Busch’s version further claims that the paterfamilias “quickly called in trusted Kennedy advisors including William MacNamara” — Busch may be referring to Robert McNamara — “Teddy Sorenson” (the former JFK speechwriter was always called Ted, not “Teddy”), and Sargent Shriver and created a war room in the Kennedy compound in Hyannis Port to help control the story in the press and to run damage control after he realized the family couldn’t hide the incident.” That’s also new information.
I’m not saying Busch is incorrect or that the Chappaquiddick screenplay has invented this “war room” stuff, but I’ve done some reading about the Chappaquiddick tragedy over the years and I’ve never heard of McNamara, Sorensen and Shriver having the slightest involvement in the affair, much less at the behest of the frail, ailing Joseph P. Kennedy, who at that stage in his life probably regarded shifting from his wheelchair to the toilet as a “key” accomplishment.
The most horrific aspect of the whole ghastly event was the inquest testimony of John Farrar, the diver who recovered Kopechne’s body. He testified that Kopechne did not die from drowning but suffocation, based upon the posture in which he found the body and its position relative to the area of an ultimate air pocket in the overturned vehicle. Farrar also asserted that Kopechne would likely have survived had a more timely attempt at rescue been conducted.

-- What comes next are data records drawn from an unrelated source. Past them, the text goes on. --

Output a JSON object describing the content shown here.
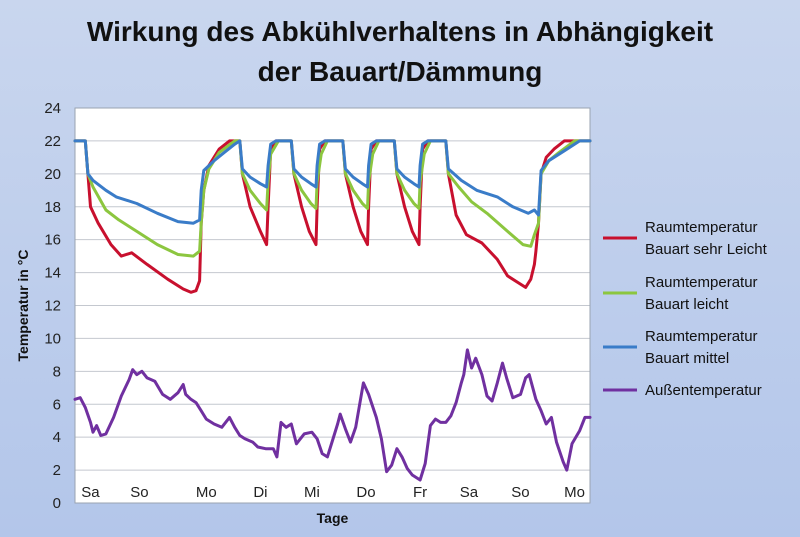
{
  "chart_data": {
    "type": "line",
    "title_line1": "Wirkung des Abkühlverhaltens in Abhängigkeit",
    "title_line2": "der Bauart/Dämmung",
    "xlabel": "Tage",
    "ylabel": "Temperatur in °C",
    "ylim": [
      0,
      24
    ],
    "yticks": [
      0,
      2,
      4,
      6,
      8,
      10,
      12,
      14,
      16,
      18,
      20,
      22,
      24
    ],
    "xlim": [
      0,
      10
    ],
    "day_labels": [
      {
        "label": "Sa",
        "x": 0.3
      },
      {
        "label": "So",
        "x": 1.25
      },
      {
        "label": "Mo",
        "x": 2.55
      },
      {
        "label": "Di",
        "x": 3.6
      },
      {
        "label": "Mi",
        "x": 4.6
      },
      {
        "label": "Do",
        "x": 5.65
      },
      {
        "label": "Fr",
        "x": 6.7
      },
      {
        "label": "Sa",
        "x": 7.65
      },
      {
        "label": "So",
        "x": 8.65
      },
      {
        "label": "Mo",
        "x": 9.7
      }
    ],
    "grid": true,
    "legend_position": "right",
    "series": [
      {
        "name": "Raumtemperatur Bauart sehr Leicht",
        "legend_lines": [
          "Raumtemperatur",
          "Bauart sehr Leicht"
        ],
        "color": "#c8102e",
        "points": [
          [
            0,
            22
          ],
          [
            0.2,
            22
          ],
          [
            0.25,
            20
          ],
          [
            0.3,
            18
          ],
          [
            0.45,
            17
          ],
          [
            0.7,
            15.7
          ],
          [
            0.9,
            15
          ],
          [
            1.1,
            15.2
          ],
          [
            1.4,
            14.5
          ],
          [
            1.8,
            13.6
          ],
          [
            2.1,
            13
          ],
          [
            2.25,
            12.8
          ],
          [
            2.35,
            12.9
          ],
          [
            2.42,
            13.5
          ],
          [
            2.45,
            17
          ],
          [
            2.5,
            19
          ],
          [
            2.6,
            20.5
          ],
          [
            2.8,
            21.5
          ],
          [
            3.0,
            22
          ],
          [
            3.2,
            22
          ],
          [
            3.2,
            22
          ],
          [
            3.25,
            20
          ],
          [
            3.4,
            18
          ],
          [
            3.6,
            16.5
          ],
          [
            3.72,
            15.7
          ],
          [
            3.75,
            18
          ],
          [
            3.8,
            21.5
          ],
          [
            3.9,
            22
          ],
          [
            4.2,
            22
          ],
          [
            4.25,
            20
          ],
          [
            4.4,
            18
          ],
          [
            4.55,
            16.5
          ],
          [
            4.68,
            15.7
          ],
          [
            4.7,
            18
          ],
          [
            4.75,
            21.5
          ],
          [
            4.85,
            22
          ],
          [
            5.2,
            22
          ],
          [
            5.25,
            20
          ],
          [
            5.4,
            18
          ],
          [
            5.55,
            16.5
          ],
          [
            5.68,
            15.7
          ],
          [
            5.7,
            18
          ],
          [
            5.75,
            21.5
          ],
          [
            5.85,
            22
          ],
          [
            6.2,
            22
          ],
          [
            6.25,
            20
          ],
          [
            6.4,
            18
          ],
          [
            6.55,
            16.5
          ],
          [
            6.68,
            15.7
          ],
          [
            6.7,
            18
          ],
          [
            6.75,
            21.5
          ],
          [
            6.85,
            22
          ],
          [
            7.2,
            22
          ],
          [
            7.25,
            20
          ],
          [
            7.4,
            17.5
          ],
          [
            7.6,
            16.3
          ],
          [
            7.9,
            15.8
          ],
          [
            8.2,
            14.8
          ],
          [
            8.4,
            13.8
          ],
          [
            8.6,
            13.4
          ],
          [
            8.75,
            13.1
          ],
          [
            8.85,
            13.6
          ],
          [
            8.92,
            14.5
          ],
          [
            8.95,
            15.3
          ],
          [
            9.0,
            17
          ],
          [
            9.05,
            20
          ],
          [
            9.15,
            21
          ],
          [
            9.3,
            21.5
          ],
          [
            9.5,
            22
          ],
          [
            10,
            22
          ]
        ]
      },
      {
        "name": "Raumtemperatur Bauart leicht",
        "legend_lines": [
          "Raumtemperatur",
          "Bauart leicht"
        ],
        "color": "#8cc63f",
        "points": [
          [
            0,
            22
          ],
          [
            0.2,
            22
          ],
          [
            0.25,
            20
          ],
          [
            0.35,
            19.2
          ],
          [
            0.6,
            17.8
          ],
          [
            0.85,
            17.2
          ],
          [
            1.2,
            16.5
          ],
          [
            1.6,
            15.7
          ],
          [
            2.0,
            15.1
          ],
          [
            2.3,
            15
          ],
          [
            2.42,
            15.3
          ],
          [
            2.45,
            17
          ],
          [
            2.5,
            19
          ],
          [
            2.6,
            20.3
          ],
          [
            2.8,
            21.3
          ],
          [
            3.1,
            22
          ],
          [
            3.2,
            22
          ],
          [
            3.25,
            20
          ],
          [
            3.4,
            19
          ],
          [
            3.6,
            18.2
          ],
          [
            3.72,
            17.8
          ],
          [
            3.75,
            19.5
          ],
          [
            3.8,
            21.2
          ],
          [
            3.95,
            22
          ],
          [
            4.2,
            22
          ],
          [
            4.25,
            20
          ],
          [
            4.4,
            19
          ],
          [
            4.58,
            18.2
          ],
          [
            4.68,
            17.9
          ],
          [
            4.7,
            19.5
          ],
          [
            4.78,
            21.2
          ],
          [
            4.9,
            22
          ],
          [
            5.2,
            22
          ],
          [
            5.25,
            20
          ],
          [
            5.4,
            19
          ],
          [
            5.58,
            18.2
          ],
          [
            5.68,
            17.9
          ],
          [
            5.7,
            19.5
          ],
          [
            5.78,
            21.2
          ],
          [
            5.9,
            22
          ],
          [
            6.2,
            22
          ],
          [
            6.25,
            20
          ],
          [
            6.4,
            19
          ],
          [
            6.58,
            18.2
          ],
          [
            6.68,
            17.9
          ],
          [
            6.7,
            19.5
          ],
          [
            6.78,
            21.2
          ],
          [
            6.9,
            22
          ],
          [
            7.2,
            22
          ],
          [
            7.25,
            20
          ],
          [
            7.45,
            19.2
          ],
          [
            7.7,
            18.3
          ],
          [
            8.0,
            17.6
          ],
          [
            8.4,
            16.5
          ],
          [
            8.7,
            15.7
          ],
          [
            8.85,
            15.6
          ],
          [
            8.92,
            16.3
          ],
          [
            9.0,
            17
          ],
          [
            9.05,
            20
          ],
          [
            9.2,
            20.8
          ],
          [
            9.4,
            21.3
          ],
          [
            9.7,
            22
          ],
          [
            10,
            22
          ]
        ]
      },
      {
        "name": "Raumtemperatur Bauart mittel",
        "legend_lines": [
          "Raumtemperatur",
          "Bauart mittel"
        ],
        "color": "#3a7cc8",
        "points": [
          [
            0,
            22
          ],
          [
            0.2,
            22
          ],
          [
            0.25,
            20
          ],
          [
            0.35,
            19.6
          ],
          [
            0.6,
            19
          ],
          [
            0.8,
            18.6
          ],
          [
            1.2,
            18.2
          ],
          [
            1.6,
            17.6
          ],
          [
            2.0,
            17.1
          ],
          [
            2.3,
            17
          ],
          [
            2.42,
            17.2
          ],
          [
            2.45,
            19
          ],
          [
            2.5,
            20.2
          ],
          [
            2.7,
            20.8
          ],
          [
            2.9,
            21.3
          ],
          [
            3.1,
            21.8
          ],
          [
            3.2,
            22
          ],
          [
            3.25,
            20.3
          ],
          [
            3.4,
            19.8
          ],
          [
            3.6,
            19.4
          ],
          [
            3.72,
            19.2
          ],
          [
            3.75,
            20.5
          ],
          [
            3.8,
            21.8
          ],
          [
            3.9,
            22
          ],
          [
            4.2,
            22
          ],
          [
            4.25,
            20.3
          ],
          [
            4.4,
            19.8
          ],
          [
            4.58,
            19.4
          ],
          [
            4.68,
            19.2
          ],
          [
            4.7,
            20.5
          ],
          [
            4.75,
            21.8
          ],
          [
            4.85,
            22
          ],
          [
            5.2,
            22
          ],
          [
            5.25,
            20.3
          ],
          [
            5.4,
            19.8
          ],
          [
            5.58,
            19.4
          ],
          [
            5.68,
            19.2
          ],
          [
            5.7,
            20.5
          ],
          [
            5.75,
            21.8
          ],
          [
            5.85,
            22
          ],
          [
            6.2,
            22
          ],
          [
            6.25,
            20.3
          ],
          [
            6.4,
            19.8
          ],
          [
            6.58,
            19.4
          ],
          [
            6.68,
            19.2
          ],
          [
            6.7,
            20.5
          ],
          [
            6.75,
            21.8
          ],
          [
            6.85,
            22
          ],
          [
            7.2,
            22
          ],
          [
            7.25,
            20.3
          ],
          [
            7.5,
            19.6
          ],
          [
            7.8,
            19
          ],
          [
            8.2,
            18.6
          ],
          [
            8.5,
            18
          ],
          [
            8.8,
            17.6
          ],
          [
            8.92,
            17.8
          ],
          [
            9.0,
            17.5
          ],
          [
            9.05,
            20.2
          ],
          [
            9.2,
            20.8
          ],
          [
            9.5,
            21.4
          ],
          [
            9.8,
            22
          ],
          [
            10,
            22
          ]
        ]
      },
      {
        "name": "Außentemperatur",
        "legend_lines": [
          "Außentemperatur"
        ],
        "color": "#7030a0",
        "points": [
          [
            0,
            6.3
          ],
          [
            0.1,
            6.4
          ],
          [
            0.2,
            5.8
          ],
          [
            0.3,
            4.9
          ],
          [
            0.35,
            4.3
          ],
          [
            0.42,
            4.7
          ],
          [
            0.5,
            4.1
          ],
          [
            0.6,
            4.2
          ],
          [
            0.75,
            5.2
          ],
          [
            0.9,
            6.5
          ],
          [
            1.05,
            7.5
          ],
          [
            1.12,
            8.1
          ],
          [
            1.2,
            7.8
          ],
          [
            1.3,
            8
          ],
          [
            1.4,
            7.6
          ],
          [
            1.55,
            7.4
          ],
          [
            1.7,
            6.6
          ],
          [
            1.85,
            6.3
          ],
          [
            2.0,
            6.7
          ],
          [
            2.1,
            7.2
          ],
          [
            2.15,
            6.6
          ],
          [
            2.25,
            6.3
          ],
          [
            2.35,
            6.1
          ],
          [
            2.45,
            5.6
          ],
          [
            2.55,
            5.1
          ],
          [
            2.7,
            4.8
          ],
          [
            2.85,
            4.6
          ],
          [
            3.0,
            5.2
          ],
          [
            3.1,
            4.6
          ],
          [
            3.2,
            4.1
          ],
          [
            3.3,
            3.9
          ],
          [
            3.45,
            3.7
          ],
          [
            3.55,
            3.4
          ],
          [
            3.7,
            3.3
          ],
          [
            3.85,
            3.3
          ],
          [
            3.92,
            2.8
          ],
          [
            4.0,
            4.9
          ],
          [
            4.1,
            4.6
          ],
          [
            4.2,
            4.8
          ],
          [
            4.3,
            3.6
          ],
          [
            4.45,
            4.2
          ],
          [
            4.6,
            4.3
          ],
          [
            4.7,
            3.9
          ],
          [
            4.8,
            3.0
          ],
          [
            4.9,
            2.8
          ],
          [
            5.0,
            3.8
          ],
          [
            5.1,
            4.8
          ],
          [
            5.15,
            5.4
          ],
          [
            5.25,
            4.5
          ],
          [
            5.35,
            3.7
          ],
          [
            5.45,
            4.6
          ],
          [
            5.6,
            7.3
          ],
          [
            5.7,
            6.6
          ],
          [
            5.85,
            5.2
          ],
          [
            5.95,
            3.9
          ],
          [
            6.05,
            1.9
          ],
          [
            6.15,
            2.3
          ],
          [
            6.25,
            3.3
          ],
          [
            6.35,
            2.8
          ],
          [
            6.45,
            2.1
          ],
          [
            6.55,
            1.7
          ],
          [
            6.7,
            1.4
          ],
          [
            6.8,
            2.4
          ],
          [
            6.9,
            4.7
          ],
          [
            7.0,
            5.1
          ],
          [
            7.1,
            4.9
          ],
          [
            7.2,
            4.9
          ],
          [
            7.3,
            5.3
          ],
          [
            7.4,
            6.1
          ],
          [
            7.5,
            7.3
          ],
          [
            7.55,
            7.8
          ],
          [
            7.62,
            9.3
          ],
          [
            7.7,
            8.2
          ],
          [
            7.78,
            8.8
          ],
          [
            7.9,
            7.8
          ],
          [
            8.0,
            6.5
          ],
          [
            8.1,
            6.2
          ],
          [
            8.2,
            7.3
          ],
          [
            8.3,
            8.5
          ],
          [
            8.38,
            7.6
          ],
          [
            8.5,
            6.4
          ],
          [
            8.65,
            6.6
          ],
          [
            8.75,
            7.6
          ],
          [
            8.82,
            7.8
          ],
          [
            8.95,
            6.3
          ],
          [
            9.05,
            5.6
          ],
          [
            9.15,
            4.8
          ],
          [
            9.25,
            5.2
          ],
          [
            9.35,
            3.7
          ],
          [
            9.48,
            2.5
          ],
          [
            9.55,
            2.0
          ],
          [
            9.65,
            3.6
          ],
          [
            9.8,
            4.4
          ],
          [
            9.9,
            5.2
          ],
          [
            10,
            5.2
          ]
        ]
      }
    ]
  }
}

“It looked as if she were holding herself up to get a last breath of air,” Farrar testified. “It was a consciously assumed position. She didn’t drown. She died of suffocation in her own air void. It took her at least three or four hours to die. I could have had her out of that car twenty-five minutes after I got the call. But he [Ted Kennedy] didn’t call.”
Farrar reportedly changed his testimony somewhat when he was quoted by People magazine as saying Kopechne “lived for at least two hours down there.”